Süddeutsche Zeitung

Klimakonferenz auf Bali und die USA:So nah das Ende

Für einen Fortschritt beim Klimaschutz stehen bislang alleine die Europäer. Sie haben als erste das plumpe Eigeninteresse abgelegt. Die Schwellenländer China, Brasilien, Indien sind gefolgt. Die Abwesenheit der USA aber können sie alle nicht ausgleichen. Amerika hat die Klimakonferenz nah ans Scheitern gebracht.

Michael Bauchmüller

Es steht nur eine Fußnote dort, wo eigentlich ein Bekenntnis zum Klimaschutz hingehört hätte. Wer nach all der wissenschaftlichen Erkenntnis dieses Jahres, nach Aufrufen aller möglichen Staats- und Regierungschefs im September in New York, nach der Verleihung des Friedensnobelpreises an Al Gore und den Weltklimarat einen Durchbruch im Kampf gegen die Erderwärmung erwartet hat, bleibt enttäuscht zurück.
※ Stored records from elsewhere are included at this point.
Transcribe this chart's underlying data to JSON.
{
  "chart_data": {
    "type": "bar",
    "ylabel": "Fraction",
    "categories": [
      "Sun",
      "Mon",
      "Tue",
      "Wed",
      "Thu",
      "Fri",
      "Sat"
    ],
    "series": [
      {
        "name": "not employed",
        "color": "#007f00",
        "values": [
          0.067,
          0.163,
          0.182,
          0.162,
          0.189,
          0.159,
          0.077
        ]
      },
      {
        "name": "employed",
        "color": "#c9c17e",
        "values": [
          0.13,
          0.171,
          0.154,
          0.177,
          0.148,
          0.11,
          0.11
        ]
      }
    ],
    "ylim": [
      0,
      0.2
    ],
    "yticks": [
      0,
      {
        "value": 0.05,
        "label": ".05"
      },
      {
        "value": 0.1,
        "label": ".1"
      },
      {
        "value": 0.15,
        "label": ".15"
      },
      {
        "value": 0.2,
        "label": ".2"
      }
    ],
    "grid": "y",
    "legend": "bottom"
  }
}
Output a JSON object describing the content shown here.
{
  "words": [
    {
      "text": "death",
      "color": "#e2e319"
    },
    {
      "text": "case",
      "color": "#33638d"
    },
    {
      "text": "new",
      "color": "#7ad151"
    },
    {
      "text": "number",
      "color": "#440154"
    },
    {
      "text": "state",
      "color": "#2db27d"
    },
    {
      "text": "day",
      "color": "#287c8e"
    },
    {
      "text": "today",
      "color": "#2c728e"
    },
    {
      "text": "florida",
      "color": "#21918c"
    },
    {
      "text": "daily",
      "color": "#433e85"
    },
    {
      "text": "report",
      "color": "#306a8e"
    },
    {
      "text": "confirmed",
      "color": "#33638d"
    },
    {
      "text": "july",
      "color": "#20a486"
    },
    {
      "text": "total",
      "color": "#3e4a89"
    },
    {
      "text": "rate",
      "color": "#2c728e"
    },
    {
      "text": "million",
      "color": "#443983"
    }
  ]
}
Die Klimakonferenz auf Bali war ein Treffen der Semantiker, nicht der Weltretter.

Das Ergebnis von Bali, der Aufbruch in neue Klimaverhandlungen, lässt sich aber auch freundlicher interpretieren. Globale Klimapolitik ist eine komplexe, mitunter recht sensible Angelegenheit. Gemessen an den Diskussionen, die die Staaten noch vor einem Jahr in Nairobi geführt haben, hat sich auf Bali eine Menge getan.

Die Tatsache, dass sich knapp 190 Staaten überhaupt darauf verständigen konnten, neue Verhandlungen aufzunehmen, dass sie sich erste Ziele bis 2020 gegeben haben - das ist ein gewaltiger Fortschritt, selbst wenn er nur in einer Fußnote versteckt ist. Auch das Kalkül von Heiligendamm ist aufgegangen: Die USA haben sich, nicht ohne Dramatik, auf den Weg zurück in ein Klimaabkommen gemacht.

Reicht das? Zweifel sind angebracht. Bei genauem Hinsehen enthalten die Verhandlungsdokumente mehr als nur den Fahrplan für neue Klimaverhandlungen. Sie sind voller Ausnahmen, Hintertürchen, Vorbehalte. Im schwierigen Kompromiss von Bali steckt in jeder Zeile mindestens ein Partikularinteresse.

Viele Staaten, vor allem die Schwellenländer, haben sich so ihre Zustimmung abkaufen lassen. Und die sogenannte Bali-Roadmap, der Bauplan für das neue Klimaabkommen, ist die Illusion einer Win-win-Situation, eines Klimaschutzes, der nur Gewinner kennt.

Was aber, wenn diese Illusion zerplatzt? Wenn sich zeigt, dass die Industriestaaten zwar willens sind, ihre eigenen Emissionen zu mindern - aber nicht, den Umbau der saudischen Ölwirtschaft mitzufinanzieren? Wenn erst einmal klar wird, wie viele Milliarden der Norden aufbringen muss, damit Waldbesitzer in den Tropen ihre Bäume stehen lassen?

Noch nie in der Geschichte der Menschheit sind Staaten gemeinsam so weit gegangen, um ein Problem zu lösen. Nur sieht es so aus, als gerieten sie mit jedem Schritt näher an den Punkt, an dem sie mit den bisherigen Methoden nicht weiterkommen; dieser Punkt ist der Zahltag.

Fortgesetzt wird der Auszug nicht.